Leadership Council for Human Rights

~ Feet in the mud, head in the sky ~

Friday, November 03, 2006

A Call to Humanitarianism

The following is a letter to the editor by LCHR President, Kathryn Porter, which appeared in today’s Washington Times.

A Call to Humanitarianism
The news coming out of the world's conflict zones grows increasingly dire. In Sudan, we see a human rights catastrophe spinning out of control; in Iraq, insurgents and militias perpetrate the torture and murder of countless civilians. In North Korea, an entire nation is held captive by state-sponsored oppression. In Afghanistan, corruption at the highest levels has allowed the Taliban to regain power and terrorize the Afghan people who do not comply with their moblike tactics. The list goes on. Atrocities are being committed everywhere we look.

Meanwhile, with midterm elections a few days away, many candidates are focusing their campaigns around negative ads and rallying their bases on wedge issues.
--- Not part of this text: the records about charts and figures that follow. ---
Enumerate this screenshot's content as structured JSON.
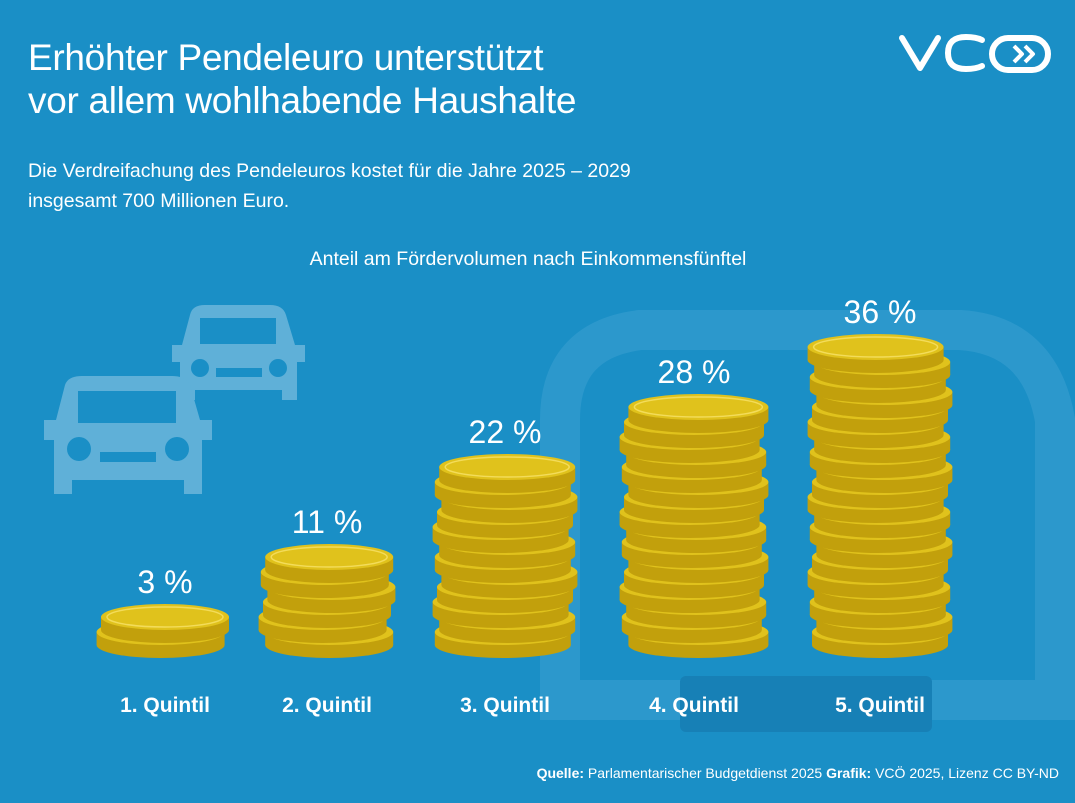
{
  "title": {
    "line1": "Erhöhter Pendeleuro unterstützt",
    "line2": "vor allem wohlhabende Haushalte"
  },
  "subtitle": {
    "line1": "Die Verdreifachung des Pendeleuros kostet für die Jahre 2025 – 2029",
    "line2": "insgesamt 700 Millionen Euro."
  },
  "logo": {
    "text": "VCÖ",
    "icon": "vco-logo-icon"
  },
  "footer": {
    "source_label": "Quelle:",
    "source_text": " Parlamentarischer Budgetdienst 2025 ",
    "graphic_label": "Grafik:",
    "graphic_text": " VCÖ 2025, Lizenz CC BY-ND"
  },
  "colors": {
    "background": "#1a8fc6",
    "coin": "#e0c21c",
    "coin_dark": "#c2a00c",
    "car_icon": "#5fb0d8",
    "highlight_box": "#1780b6"
  },
  "chart_data": {
    "type": "bar",
    "title": "Anteil am Fördervolumen nach Einkommensfünftel",
    "categories": [
      "1. Quintil",
      "2. Quintil",
      "3. Quintil",
      "4. Quintil",
      "5. Quintil"
    ],
    "values": [
      3,
      11,
      22,
      28,
      36
    ],
    "value_labels": [
      "3 %",
      "11 %",
      "22 %",
      "28 %",
      "36 %"
    ],
    "unit": "%",
    "mark_style": "stacked euro coins",
    "highlighted_category": "5. Quintil"
  }
}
Partisan pandering may win elections, but it does not solve the global human rights crisis unfolding around us.

Most Americans have seen images of the atrocities in Darfur broadcast into their living rooms on CNN. Genocide in real time — we can read all about it on Anderson Cooper's 360 Blog. Not as prominently reported are the accounts of human rights abuses against Egypt's Copts and Baha'is, China's Uyghurs, Iraq's Chaldo-Assyrians and other minority groups. The overarching themes of sectarian violence and ethnic and gender discrimination, though, are common knowledge.

Without having seen or experienced these atrocities firsthand, Americans become anesthetized to the ongoing evil in faraway places. Compassion fatigue plagues the U.S. public and policy-makers. Americans need a wake-up call and a reminder that average people can make a real difference in the lives of those whose rights are being trampled by appealing to their elected decision-makers.

Thankfully there are strong leaders in Congress to shake us out of our collective inaction, foremost among them Congressional Human Rights Caucus co-chairmen Tom Lantos, California Democrat, and Frank R. Wolf, Virginia Republican. Earlier this month, hundreds of advocates from nongovernmental organizations both large and small gathered to recognize Mr. Wolf's outstanding work to end persecution, specifically his commitment to religious freedom ("Re-elect Frank Wolf," Editorial, Oct. 20).

Mr. Wolf had a message for those present: Things are getting worse, not better. In response, the human rights community must collaborate to find a common cause and solve the most urgent problems of our day. We must show the world that the U.S. is serious about ensuring fundamental freedoms and that protecting human rights is our top priority.

The human rights community should pay attention to Mr. Wolf's wise words, heeding his call to build solidarity and speaking with one powerful voice. Now more than ever, leaders of nongovernmental organizations must join forces to promote human rights on Capitol Hill and around the world. The desperate headlines underscore the critical importance of human rights groups working together, presenting a united front at a time when fundamental freedoms have reached an all-time low.

Uttering platitudes in the face of humanitarian crises is not enough; circumstances demand creative solutions with political legs. If we supply the ideas, our human rights champions in Congress and in the field will pave the way for new and meaningful action.

Partisanship is rampant in Washington, but by shifting the dialogue away from the issues that divide us to something everyone can agree upon — protecting the freedoms we hold dear on a global scale — we can harness the vast supply of energy on both sides of the aisle to elevate the human rights agenda.

All Americans are stakeholders in this debate. Who among us will stand up and be counted?